CD JOHANN ADOLF HASSE „L’OLIMPIADE“ – Mitschnitt einer konzertanten Aufführung von den Dresdner Musikfestspielen 1992 in der Semperoper; Profil, Edition Staatskapelle Dresden
Da wird ein in eine protestantische Pastorenfamilie hineingeborener Bub aus dem norddeutschen Bergedorf, soweit normal, als Kind Sänger im Kirchenchor. Als Mattheson-Schüler war dieser Musikus, kaum 19, bereits ein gefragter Operntenor. Ein paar Jahre später war der zum Komponisten avancierte Vokalakrobat nach kurzen Studien in Italien daselbst der Vorzeigetonsetzer par excellence. Ab 1725/26 in Neapel, dann in Venedig. Aber nicht nur als Komponist von Opern und komischen Intermezzi, weltlicher Instrumental- und Vokalmusik, sondern auch als Schöpfer katholischer Kirchenmusik, darunter 11 Oratorien, Messen, Psalmen, Solomotetten und Requien, war Johann Adolf Hasse in der Mitte des 18. Jahrhunderts tonangebend. Für Letzteres legte vor allem die Liebe das Fundament, weil Hasse, um die angebetete venezianische Primadonna Faustina Bordoni heiraten zu können, schnurstracks zum Katholizismus übergetreten ist.

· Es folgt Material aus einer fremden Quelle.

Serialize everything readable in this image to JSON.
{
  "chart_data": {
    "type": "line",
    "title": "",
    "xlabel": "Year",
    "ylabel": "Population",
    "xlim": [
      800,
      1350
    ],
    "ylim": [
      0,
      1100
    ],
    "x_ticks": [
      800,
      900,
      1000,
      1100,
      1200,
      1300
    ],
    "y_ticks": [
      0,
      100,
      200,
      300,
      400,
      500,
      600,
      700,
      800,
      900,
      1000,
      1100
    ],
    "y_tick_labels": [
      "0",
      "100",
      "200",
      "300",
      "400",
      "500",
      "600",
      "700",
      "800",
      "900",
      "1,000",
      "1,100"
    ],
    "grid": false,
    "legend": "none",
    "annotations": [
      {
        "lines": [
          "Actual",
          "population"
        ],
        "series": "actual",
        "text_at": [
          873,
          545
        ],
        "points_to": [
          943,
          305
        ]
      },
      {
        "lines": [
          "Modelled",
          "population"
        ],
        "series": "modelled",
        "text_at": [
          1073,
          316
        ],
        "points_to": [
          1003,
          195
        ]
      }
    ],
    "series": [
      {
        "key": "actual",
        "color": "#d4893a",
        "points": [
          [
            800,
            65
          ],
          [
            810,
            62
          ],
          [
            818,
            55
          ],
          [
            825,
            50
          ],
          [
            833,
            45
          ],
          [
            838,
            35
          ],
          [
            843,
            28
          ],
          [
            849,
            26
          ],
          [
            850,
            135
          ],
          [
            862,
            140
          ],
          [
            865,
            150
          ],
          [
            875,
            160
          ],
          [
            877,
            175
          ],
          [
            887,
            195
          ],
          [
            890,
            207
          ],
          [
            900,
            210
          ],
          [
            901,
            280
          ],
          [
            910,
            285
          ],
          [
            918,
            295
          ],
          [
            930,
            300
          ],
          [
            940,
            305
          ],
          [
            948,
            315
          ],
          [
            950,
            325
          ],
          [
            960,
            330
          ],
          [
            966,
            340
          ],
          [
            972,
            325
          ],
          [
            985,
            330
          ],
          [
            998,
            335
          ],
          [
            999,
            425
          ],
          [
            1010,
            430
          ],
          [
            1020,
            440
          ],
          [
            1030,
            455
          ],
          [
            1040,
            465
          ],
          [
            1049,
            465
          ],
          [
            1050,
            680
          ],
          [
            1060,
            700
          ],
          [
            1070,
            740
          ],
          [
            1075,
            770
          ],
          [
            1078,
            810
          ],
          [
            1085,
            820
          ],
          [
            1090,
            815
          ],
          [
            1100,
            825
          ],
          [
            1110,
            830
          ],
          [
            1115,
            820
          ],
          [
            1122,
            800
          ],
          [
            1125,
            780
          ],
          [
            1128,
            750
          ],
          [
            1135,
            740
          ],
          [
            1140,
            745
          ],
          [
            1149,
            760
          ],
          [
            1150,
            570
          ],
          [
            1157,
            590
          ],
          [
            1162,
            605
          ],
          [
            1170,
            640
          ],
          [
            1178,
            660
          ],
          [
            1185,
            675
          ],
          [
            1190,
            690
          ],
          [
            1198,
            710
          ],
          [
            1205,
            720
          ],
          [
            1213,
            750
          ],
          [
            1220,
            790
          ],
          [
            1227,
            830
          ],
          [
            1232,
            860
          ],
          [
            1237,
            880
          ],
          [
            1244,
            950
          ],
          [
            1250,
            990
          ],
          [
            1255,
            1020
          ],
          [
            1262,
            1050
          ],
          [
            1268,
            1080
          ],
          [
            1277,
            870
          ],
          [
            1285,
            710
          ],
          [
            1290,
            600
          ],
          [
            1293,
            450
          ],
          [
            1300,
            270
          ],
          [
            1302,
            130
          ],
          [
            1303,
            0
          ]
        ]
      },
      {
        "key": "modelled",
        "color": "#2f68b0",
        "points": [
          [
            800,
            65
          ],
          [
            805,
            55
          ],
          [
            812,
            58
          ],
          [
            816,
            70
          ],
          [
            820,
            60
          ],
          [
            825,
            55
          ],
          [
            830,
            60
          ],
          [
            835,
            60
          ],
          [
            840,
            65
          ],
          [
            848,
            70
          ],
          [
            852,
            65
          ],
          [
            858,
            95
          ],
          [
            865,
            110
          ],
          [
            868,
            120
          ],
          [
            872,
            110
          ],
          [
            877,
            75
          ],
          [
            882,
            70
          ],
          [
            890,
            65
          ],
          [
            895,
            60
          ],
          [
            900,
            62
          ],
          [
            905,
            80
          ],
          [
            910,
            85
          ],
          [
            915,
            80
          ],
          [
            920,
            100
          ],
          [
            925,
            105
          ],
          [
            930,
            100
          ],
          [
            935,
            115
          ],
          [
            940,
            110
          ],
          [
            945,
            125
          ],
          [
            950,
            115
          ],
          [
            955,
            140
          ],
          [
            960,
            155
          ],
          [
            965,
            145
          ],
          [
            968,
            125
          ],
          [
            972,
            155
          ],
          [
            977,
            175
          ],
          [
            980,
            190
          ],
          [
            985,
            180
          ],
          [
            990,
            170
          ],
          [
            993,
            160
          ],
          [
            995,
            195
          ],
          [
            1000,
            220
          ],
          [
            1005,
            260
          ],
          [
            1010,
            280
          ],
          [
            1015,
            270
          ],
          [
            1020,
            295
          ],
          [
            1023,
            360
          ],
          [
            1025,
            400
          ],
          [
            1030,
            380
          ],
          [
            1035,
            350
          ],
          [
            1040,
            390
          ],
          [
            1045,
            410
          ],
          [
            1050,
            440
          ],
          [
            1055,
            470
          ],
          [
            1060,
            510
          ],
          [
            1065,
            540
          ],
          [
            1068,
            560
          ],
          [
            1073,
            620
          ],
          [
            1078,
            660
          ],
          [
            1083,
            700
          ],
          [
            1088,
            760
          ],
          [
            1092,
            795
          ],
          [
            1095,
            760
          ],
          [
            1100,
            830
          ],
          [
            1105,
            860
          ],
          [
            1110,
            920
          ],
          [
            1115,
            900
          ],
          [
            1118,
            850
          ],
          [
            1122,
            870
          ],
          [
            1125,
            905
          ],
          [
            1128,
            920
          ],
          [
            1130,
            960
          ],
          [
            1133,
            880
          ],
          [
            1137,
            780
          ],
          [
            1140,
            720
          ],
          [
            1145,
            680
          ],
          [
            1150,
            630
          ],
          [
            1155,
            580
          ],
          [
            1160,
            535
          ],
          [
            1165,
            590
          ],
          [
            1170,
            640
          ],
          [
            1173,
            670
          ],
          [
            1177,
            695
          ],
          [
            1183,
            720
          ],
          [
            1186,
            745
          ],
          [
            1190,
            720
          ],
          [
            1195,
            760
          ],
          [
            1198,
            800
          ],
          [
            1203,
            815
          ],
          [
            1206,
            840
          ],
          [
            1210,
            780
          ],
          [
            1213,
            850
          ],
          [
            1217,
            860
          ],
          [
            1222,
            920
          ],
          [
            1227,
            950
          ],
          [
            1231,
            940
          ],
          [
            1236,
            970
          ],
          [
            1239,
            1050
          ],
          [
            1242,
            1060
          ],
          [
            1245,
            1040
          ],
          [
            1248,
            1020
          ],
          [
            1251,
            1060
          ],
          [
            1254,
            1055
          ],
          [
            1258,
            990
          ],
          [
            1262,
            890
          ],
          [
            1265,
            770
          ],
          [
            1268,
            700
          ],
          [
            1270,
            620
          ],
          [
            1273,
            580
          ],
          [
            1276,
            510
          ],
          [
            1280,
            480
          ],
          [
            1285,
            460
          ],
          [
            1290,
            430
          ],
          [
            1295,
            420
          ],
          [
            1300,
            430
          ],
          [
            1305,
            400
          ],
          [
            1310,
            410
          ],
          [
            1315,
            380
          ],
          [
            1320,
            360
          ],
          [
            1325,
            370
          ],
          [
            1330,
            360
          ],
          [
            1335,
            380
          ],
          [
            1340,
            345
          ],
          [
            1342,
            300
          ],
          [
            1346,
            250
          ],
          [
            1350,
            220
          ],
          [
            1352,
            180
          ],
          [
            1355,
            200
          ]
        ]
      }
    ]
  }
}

Der Weg nach Dresden war geebnet, wo ein Nachfolger für den Hofkapellmeister Johann David Heinichen dringend gesucht wurde. Ab 1734 erblühte in Dresden unter der Ägide der Hasses die Opern- und Musikszene. Gemeinsam mit dem genialen Violinvirtuosen und Konzertmeister Johann Georg Pisendel erklomm das Hoforchester höchste Gipfel an Spielkultur. Einzigartige Solisten, darunter bis zu ihrem Bühnenabschied 1750 natürlich Faustina Bordoni, trugen dazu bei, dass Dresden das Mekka von Musikbegeisterten landauf landab wurde, zumal Opern- und Kirchenmusikaufführungen kostenfrei zugänglich waren. Nach dem verheerenden siebenjährigen Krieg, als dessen Ausfluss die große Oper in Dresden geschlossen und Hasses Vertrag 1764 gelöst wurde, verlagerten die Hasses ihren Lebensschwerpunkt zunächst nach Wien und 1773 nach Venedig.

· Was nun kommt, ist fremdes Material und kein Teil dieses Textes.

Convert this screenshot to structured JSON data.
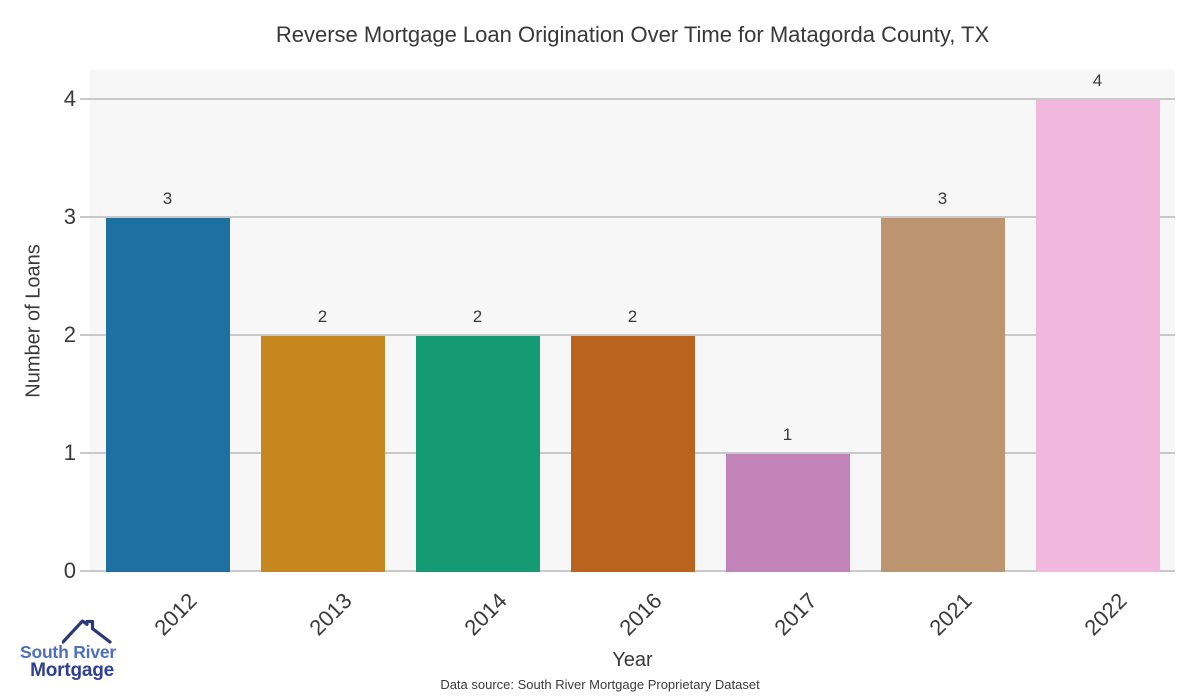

Hasses Dramma per musica „L’Olimpiade“ nach einem Textbuch von Pietro Metastasio, Hansdampf in allen Librettogassen der italienischen Opera seria, kam in ihrer ersten Fassung 1756 am königlichen und kurfürstlichen Hoftheater heraus. Metastasio diente als Vorlage Apostolo Zenos Gl’inganni felici. Der erste, der Metastasios Stück vertonte, war Antonio Caldara (Wien 1733), an die 50 weitere Barockkomponisten sollten seinem Beispiel folgen. Metastasios „Didone abbandonata“ brachte es sogar auf 63 Komponisten, etliche von ihnen vertonten den Stoff mehrfach.
Die Prinzessin Aristea (Catherine Robbins Mezzo) wird von ihrem königlichen Vater Clistene (Christoph Prégardien Tenor) als Preis für den Sieger der Olympischen Spiele ausgesetzt. Arkadischer Schauplatz, Liebesverwicklungen und Maskeraden, Fragen von Pflicht und Wollen, bilden den Grundton für Durchschnittssterbliche undurchdringlicher Handlungsvolten und wuchernder Gefühlsdschungel. Nur so viel: Es gibt sieben Rollen, darunter neben den Genannten die kretische Dame Argene (Dorothea Röschmann Sopran) in Verkleidung einer Schäferin, heimlich verlobt mit dem zwischenzeitig in Wahnsinn abdriftenden Licida, vermeintlichen Prinzen von Kreta, der in Wahrheit der als Neugeborener ausgesetzte Sohn des Königs ist (Randall Wong Sopran), heimlich verlobt mit Argene. Licidas Freund Megacle (David Cordier Countertenor) ist verliebt in Aristea, der Hofmeister des Licida heißt Aminta (Steven Rickards Countertenor) und Alcandro ist der Hofmeister des Königs (ebenso von Steven Rickards gesungen).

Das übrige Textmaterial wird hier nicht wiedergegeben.